復興に向けた宗教者円卓会議in仙台

平成26年7月号掲載

 去る5月19日と20日の両日、(公財)WCRP(世界宗教者平和会議)日本委員会(教主様は評議員、私は理事兼震災復興タスクフォース[企画チーム]委員)主催の「復興に向けた宗教者円卓会議in仙台」が仙台国際センター大会議室(仙台市)で開かれ、私は最初のセッション(部会)の座長をつとめました。この会議は、一昨年の仙台、そして昨年の福島に続いて開かれたもので、震災以来復興支援に取り組んでいる宗教者とNPO(市民ボランティア)の代表、そしてWCRP日本委員会の委員が協議する場として毎年開催されています。

 今年は、初めて地元の村井嘉浩宮城県知事が出席して宗教者に期待する旨の挨拶(あい さつ)を述べて下さって開会し、総勢80余名が今なお続く厳しい現状と課題について熱心な意見を交わしました。その模様は、地元のテレビや新聞にも広く報道されました。

 まず、私が座長をつとめた最初のセッションでは、日本政府の岡本全勝(まさかつ)復興庁統括官と、震災後に置かれた内閣官房震災ボランティア連携室室長をつとめた湯浅誠法政大学教授が基調発題を行いました。

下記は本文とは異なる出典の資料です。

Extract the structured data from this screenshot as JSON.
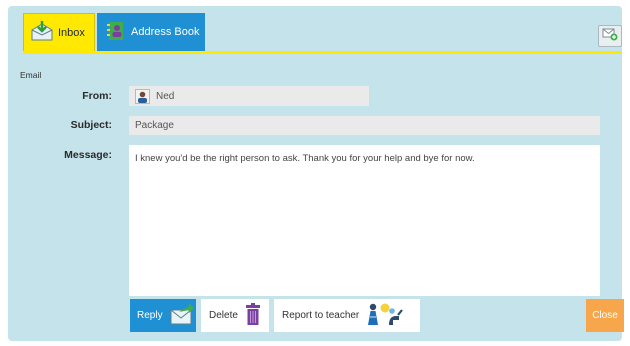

 岡本統括官は「東日本大震災での宗教と行政」と題して講演し、宗教施設や宗教者と国や地方自治体が緊急時にあっても連携しにくい政教分離の現実を指摘して、すでに深刻な問題である被災者の心のケアへの取り組みを含めて今後の政教関係の在り方について示唆的な発言を行いました。また、「3年後の被災地の課題と宗教者の役割」と題して講演した湯浅教授は、立ち上がれる人と立ち上がれない人がいる“復興格差”に触れて、心のケアはもちろんのこと、伝統的に地域に根差した信頼のネットワークを有する宗教の潜在性を活(い)かして“地域力”を高める必要性を訴えました。

 基調発題の質疑応答の取り次ぎまでが座長としての私の役目でしたが、引き続いてのセッションで「精神的ケア」、「地域コミュニティ再構築」、「地域における社会的弱者への寄り添い」というテーマ別の現場からの報告が掘り下げられて議論されました。また、スペシャルセッションとして、震災発生半年後から2年間、合計105回にわたってFM仙台で放送され続けた「カフェ・デ・モンク」を主催した曹洞宗僧侶の金田諦應師と三浦正恵師、そしてラジオパーソナリティの板橋恵子さんが、心に残ったゲストの言葉を通して震災三年を振り返りました。

 2日間の締めくくりは、昨年福島での円卓会議で私が座長をつとめた「全体のまとめ」でした。他のセッションとは異なり、現場報告のない自由討論の時間で、発言を促す座長の苦労を知っているものですから、私は遠慮せず手を挙げて発言しました。

 「福島は原発事故という別次元の深刻な問題がありますが、宮城県と岩手県では、かなり復興が進んでいると多くの非被災地では思われています。例えば石巻市は復興景気に沸いているとか、リアス鉄道が南北ともに全線開通して三陸は元気になったとか…。しかし、平成の広域合併で吸収された旧町村の、例えば旧雄勝(おがつ)町や旧牡鹿(おしか)町は、実は石巻市でも復興が大変に遅れていることや、北リアス線と南リアス線の狭間の大槌町や山田町はますます“置いてけぼり感”が深刻であることを、たまたま私は支援活動を通じて知っています。こうした復興格差の現実を知ることが何よりの“風化防止策”だと思いますので、そうした、復興遅れの実例を、ぜひ教えていただきたい」

 私の発言が切っ掛けになり、具体的な発言が相次ぎ、時間とともに忘れられていく“風化”への配慮が出席者一同の共通意識として確認されました。“復興地”と呼ばれるべき被災地への思いを、常に弱めてはならないことを再確認した、この度の円卓会議でした。